Les acteurs du monde vinicole prennent "au sérieux" l'enquête antidumping et un risque de rétorsion commerciale de la Chine sur les vins européens, mais sans paniquer encore pour leur accès à un marché au "potentiel gigantesque" pour le vin français, le Bordeaux en particulier.
"Nous abordons le problème avec beaucoup de sérieux. Nous n'en sommes pas encore aujourd'hui à des menaces de rétorsion mais c'est la suite qui pourrait être donnée", a déclaré, prudent, mercredi à l'AFP Allan Sichel, président de la Fédération des négociants en vin de Bordeaux et cadre dirigeant de l'interprofession (CIVB).
La Chine représente le 3e marché à l'export pour le vin français, et près de 800 millions d'euros de chiffre d'affaire. Elle "constitue une part importante des débouchés de notre filière et donc des 500.000 emplois de celle-ci", a rappelé mercredi la Fédération des exportateurs de vins et spiritueux français (FEVS), qui a regretté "l'instrumentalisation du secteur" dans un différend commercial (panneaux solaires) qui n'a rien à voir avec le vin.
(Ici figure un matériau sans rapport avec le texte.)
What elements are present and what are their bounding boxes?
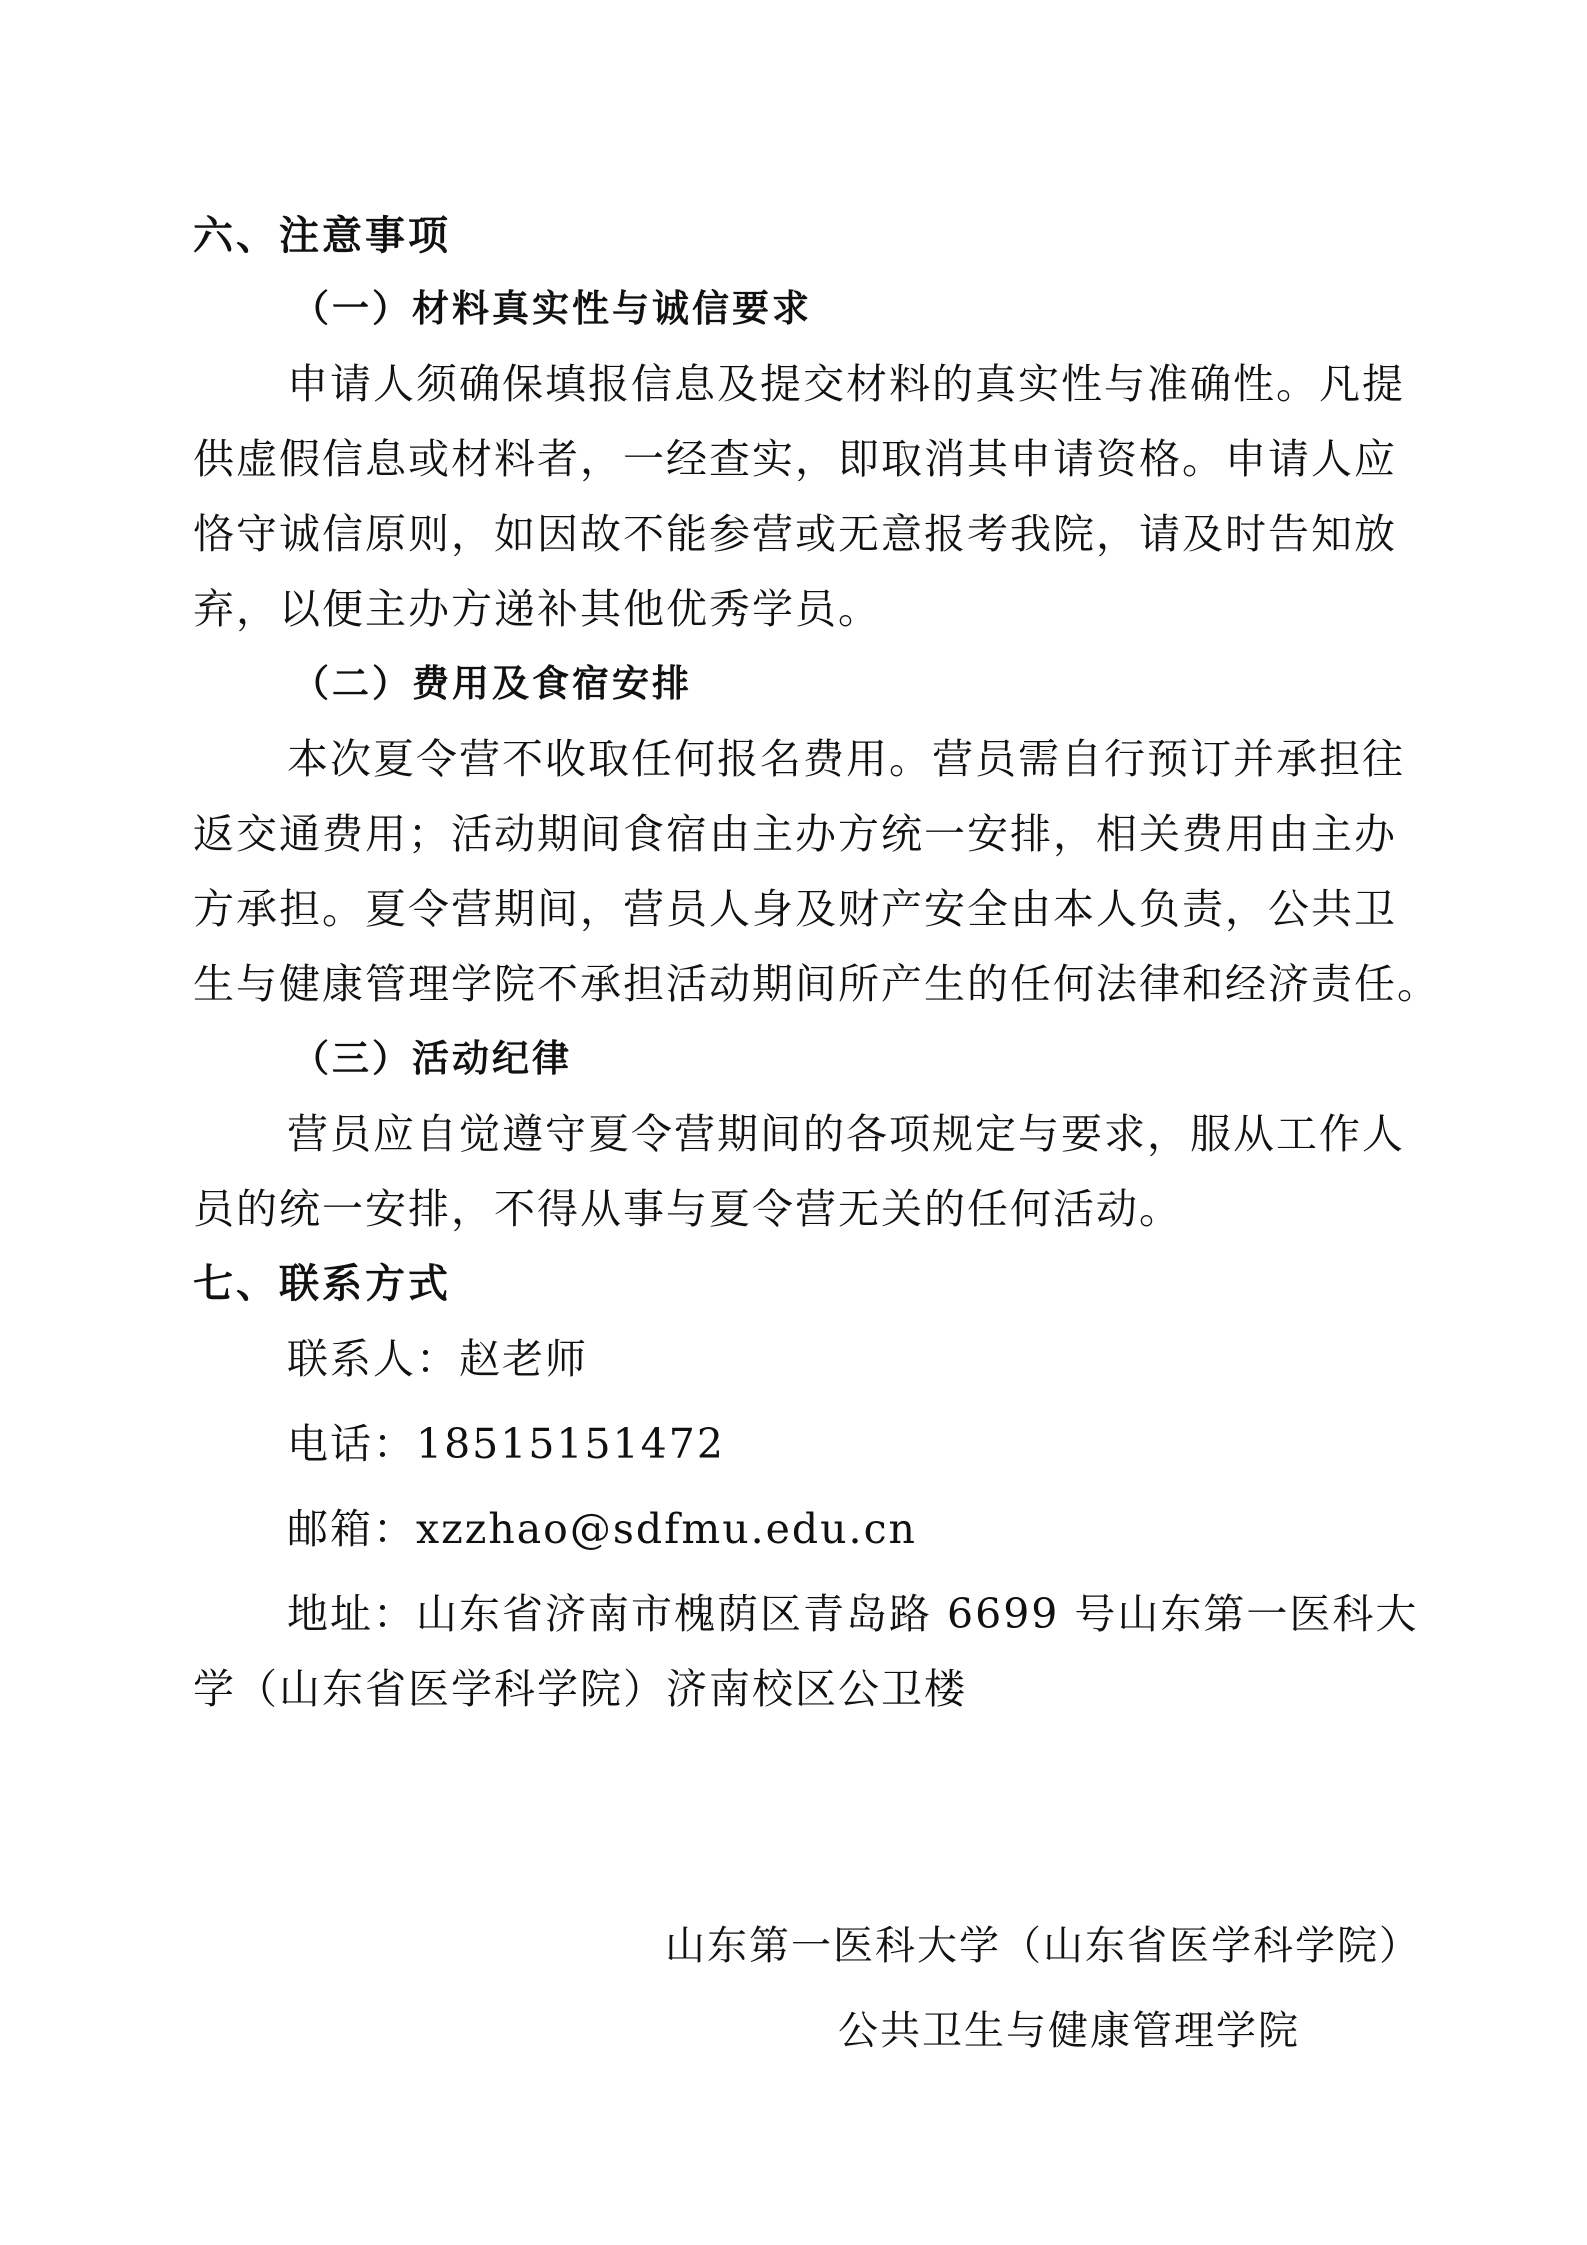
contact-phone: 电话：18515151472	[287, 1420, 725, 1468]
signature-school: 公共卫生与健康管理学院	[838, 2008, 1300, 2054]
paragraph-line: 方承担。夏令营期间，营员人身及财产安全由本人负责，公共卫	[193, 885, 1397, 933]
paragraph-line: 员的统一安排，不得从事与夏令营无关的任何活动。	[193, 1185, 1182, 1233]
paragraph-line: 本次夏令营不收取任何报名费用。营员需自行预订并承担往	[287, 735, 1405, 783]
paragraph-line: 供虚假信息或材料者，一经查实，即取消其申请资格。申请人应	[193, 435, 1397, 483]
paragraph-line: 生与健康管理学院不承担活动期间所产生的任何法律和经济责任。	[193, 960, 1440, 1008]
subheading-discipline: （三）活动纪律	[292, 1037, 572, 1080]
signature-university: 山东第一医科大学（山东省医学科学院）	[665, 1923, 1421, 1969]
contact-person: 联系人：赵老师	[287, 1335, 588, 1383]
subheading-fees: （二）费用及食宿安排	[292, 662, 692, 705]
section-heading-contact: 七、联系方式	[193, 1261, 451, 1307]
paragraph-line: 营员应自觉遵守夏令营期间的各项规定与要求，服从工作人	[287, 1110, 1405, 1158]
contact-address: 地址：山东省济南市槐荫区青岛路 6699 号山东第一医科大	[287, 1590, 1419, 1638]
subheading-integrity: （一）材料真实性与诚信要求	[292, 287, 812, 330]
paragraph-line: 弃，以便主办方递补其他优秀学员。	[193, 585, 881, 633]
paragraph-line: 返交通费用；活动期间食宿由主办方统一安排，相关费用由主办	[193, 810, 1397, 858]
contact-address-cont: 学（山东省医学科学院）济南校区公卫楼	[193, 1665, 967, 1713]
contact-email: 邮箱：xzzhao@sdfmu.edu.cn	[287, 1505, 917, 1553]
section-heading-notes: 六、注意事项	[193, 213, 451, 259]
paragraph-line: 恪守诚信原则，如因故不能参营或无意报考我院，请及时告知放	[193, 510, 1397, 558]
paragraph-line: 申请人须确保填报信息及提交材料的真实性与准确性。凡提	[287, 360, 1405, 408]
Chaque année plus importante pour le vin français, la Chine est devenue il y a deux ans la première destination (23% en 2012) des Bordeaux, lesquels représentent l'essentiel des vins français en Chine, souligne M. Sichel. "Donc c'est Bordeaux qui serait touché en premier" par une hausse des taxes chinoises.
"Cela aurait des répercussions énormes, sur les stocks, donc sur les cours, avec une baisse de prix significative qui serait catastrophique pour la plupart des viticulteurs", ajoute-t-il. En Gironde, la filière génère 55.000 emplois direct ou indirects, selon le CIVB.
L'inquiétude point aussi en Beaujolais, où la filière pèse 10.000 emplois, et où "la Chine devient un marché de plus en plus stratégique pour l'ensemble des vins", selon Jean Bourjade, délégué général de l'interprofession Interbeaujolais.
La France n'est pas la seule soucieuse. Pour le syndicat agricole italien Coldiretti, des taxes chinoises risqueraient "de bloquer une tendance qui a vu ces dernières années quadrupler les ventes de bouteille Made in Italy" sur le marché chinois.
"Tous les secteurs ont connu cela"
Pour autant, les opérateurs sont partagés sur la réalité de la menace.
"Je pense que la Chine ne blague pas, d'autant qu'en même temps ils sont en train de planter des vignes partout", estime Michel Chapoutier, co-président d'Inter-Rhône, l'interprofession des Vins de la vallée du Rhône où la Chine n'est encore que le 7e marché à l'export, mais à forte croissance (+70% en 2012).
"On est quand même très inquiet. En attendant, nous allons réduire nos investissements là-bas et si ça se confirme, nous les arrêterons", ajoute-t-il.
En Champagne, pour qui la Chine est un petit marché mais dynamique (+51,8% en 2012), l'interprofession du CICV se dit "attentive et très vigilante sur le sujet. Mais sans information précise on évitera les inquiétudes irrationnelles", indique Thibaut Le Mailloux.
En fait, c'est à Bordeaux qu'on tempère et rappelle qu'"aujourd'hui on est très loin" d'un scénario de rétorsions effectives, considère M. Sichel. Pour lui, il est possible pour l'UE de "désamorcer" le différend commercial, dialoguer, négocier, car "la réalité est qu'il n'y a pas de dumping" sur les vins européens.
La menace chinoise intervient à dix jours de l'ouverture à Bordeaux du salon Vinexpo, un des plus grands rendez-vous de vins et spiritueux au monde, qui précisément cette année doit saluer une présence décuplée de la Chine avec près de 20 exposants contre deux à la dernière édition en 2011.
Son directeur général, Robert Beynat, est convaincu qu'"il n'y a pas trop à s'émouvoir" du conflit commercial actuel. "Tous les secteurs ont connu cela, vin ou autres produits. Il y a toujours eu des conflits, c'est cela le commerce international", dit-il, rappelant des conflits passés avec les Etats-Unis sur le vin.
"Les Chinois sont les plus grands commerçants du monde et sauront négocier avec l'UE un compromis", estime-t-il, confiant que le "commerce de vin continuera" avec un marché chinois estimé "entre 200 à 250 millions de consommateurs".
"Un marché au potentiel gigantesque", convient M. Sichel, en évoquant la marge de progression de la consommation de vin en Chine, actuellement de l'ordre de 0,2 litres par habitant et par an contre environ 50 litres en France.